Die Nachteile:

Wegen der Anfangsinvestition lohnt sich ein Anbau der Becherpflanze nur, wenn der Bestand länger als 5 Jahre belassen werden kann. Kulturzeiten von 12-15 Jahren oder länger sind anzustreben. Aufgrund des langsamen Jugendwachstums und der starken Unkrautkonkurrenz auf Äckern empfiehlt sich die Pflanzung von vorgezogenen Jung- pflanzen. Die Direktsaat ist problematisch, weil Selektivherbizide noch nicht verfügbar sind, um die Keimpflanzen von Anfang an unkrautfrei zu halten. Die Becherpflanze benötigt tiefgründige, gut wasserversorgte Böden. Auf Sandböden besteht in Trockenjahren ein Ertragsverlust (Abtrocknung der Blätter und der Triebspitzen). Dann empfiehlt sich, früher als September, den Bestand abzuernten. Im Pflanzjahr wird der Aufwuchs nicht genutzt, sondern verwelkt mit beginnendem Frost.
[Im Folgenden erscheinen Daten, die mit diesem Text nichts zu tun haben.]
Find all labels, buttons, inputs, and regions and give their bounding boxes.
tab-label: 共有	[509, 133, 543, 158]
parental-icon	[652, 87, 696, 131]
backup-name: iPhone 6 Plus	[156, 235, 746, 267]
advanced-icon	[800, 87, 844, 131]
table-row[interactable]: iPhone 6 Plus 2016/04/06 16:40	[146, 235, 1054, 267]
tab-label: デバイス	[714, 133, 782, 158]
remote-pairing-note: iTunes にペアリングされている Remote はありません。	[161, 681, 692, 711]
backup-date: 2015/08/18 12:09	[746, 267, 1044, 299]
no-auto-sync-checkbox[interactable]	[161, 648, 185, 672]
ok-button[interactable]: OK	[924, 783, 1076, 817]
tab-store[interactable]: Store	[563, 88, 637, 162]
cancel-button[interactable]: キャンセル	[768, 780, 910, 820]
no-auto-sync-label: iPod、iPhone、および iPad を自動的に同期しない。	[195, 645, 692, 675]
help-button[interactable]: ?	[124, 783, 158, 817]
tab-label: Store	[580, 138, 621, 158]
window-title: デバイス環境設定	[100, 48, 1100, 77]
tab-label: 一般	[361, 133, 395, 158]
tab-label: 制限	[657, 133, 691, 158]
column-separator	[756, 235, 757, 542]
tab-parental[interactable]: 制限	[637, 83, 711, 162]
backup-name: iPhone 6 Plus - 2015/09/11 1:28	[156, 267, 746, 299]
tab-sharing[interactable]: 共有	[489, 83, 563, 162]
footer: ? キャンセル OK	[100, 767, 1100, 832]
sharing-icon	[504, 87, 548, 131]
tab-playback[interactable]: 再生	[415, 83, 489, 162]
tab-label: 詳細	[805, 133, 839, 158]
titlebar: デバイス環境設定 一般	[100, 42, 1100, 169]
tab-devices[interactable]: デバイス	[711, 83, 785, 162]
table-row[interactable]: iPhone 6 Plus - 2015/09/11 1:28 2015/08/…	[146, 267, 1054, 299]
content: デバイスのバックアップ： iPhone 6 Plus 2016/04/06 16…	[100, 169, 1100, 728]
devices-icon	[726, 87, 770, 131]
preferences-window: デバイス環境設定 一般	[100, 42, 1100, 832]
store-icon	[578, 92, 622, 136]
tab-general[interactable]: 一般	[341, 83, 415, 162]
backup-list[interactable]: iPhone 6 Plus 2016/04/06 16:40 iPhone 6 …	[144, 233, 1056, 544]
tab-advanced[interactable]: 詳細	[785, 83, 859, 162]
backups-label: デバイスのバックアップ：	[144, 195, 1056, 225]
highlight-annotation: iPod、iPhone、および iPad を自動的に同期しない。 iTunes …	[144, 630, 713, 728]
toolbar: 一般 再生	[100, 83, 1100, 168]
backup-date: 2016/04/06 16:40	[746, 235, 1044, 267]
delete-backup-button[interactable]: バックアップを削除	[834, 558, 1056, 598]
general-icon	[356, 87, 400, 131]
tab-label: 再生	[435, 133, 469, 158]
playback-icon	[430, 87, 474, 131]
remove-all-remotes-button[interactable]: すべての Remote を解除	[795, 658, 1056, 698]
Er bildet eine erosionshemmende Blattdecke. Als züchterisch bisher nicht bearbeitete Pflanzenart, besitzt Silphium - wie die meisten Wildpflanzen - nur eine relativ geringe Keimungsrate der Samen. Im Boden verbleibt dann ein nicht gekeimter Anteil, der ggf. später oder sogar erst im drauffolgenden Jahr aufgeht. Ohne Keimungsstimulation der Samen wird der Bestand daher lückig. Dem könnte durch erhöhte Aussaatdichte begegnet werden, (dann ist aber eine spätere Vereinzelung eventuell erforderlich). Die Keimungsrate der Samen wird durch vorherigen Frost deutlich verbessert. Daher empfiehlt es sich, die Samen vor der Aussaat einige Wochen vorher im Kühlschrank bei 3-6 °C zu lagern. Auch eine einwöchige Lagerung bei -20 °C (nicht eingeweicht sondern trocken !) wird zur Keimungsstimulierung empfohlen. Für die Aussaat darf das Saatgut aber nicht angefeuchtet sein, weil dann die maschinelle Einzelkornablage nicht funktioniert.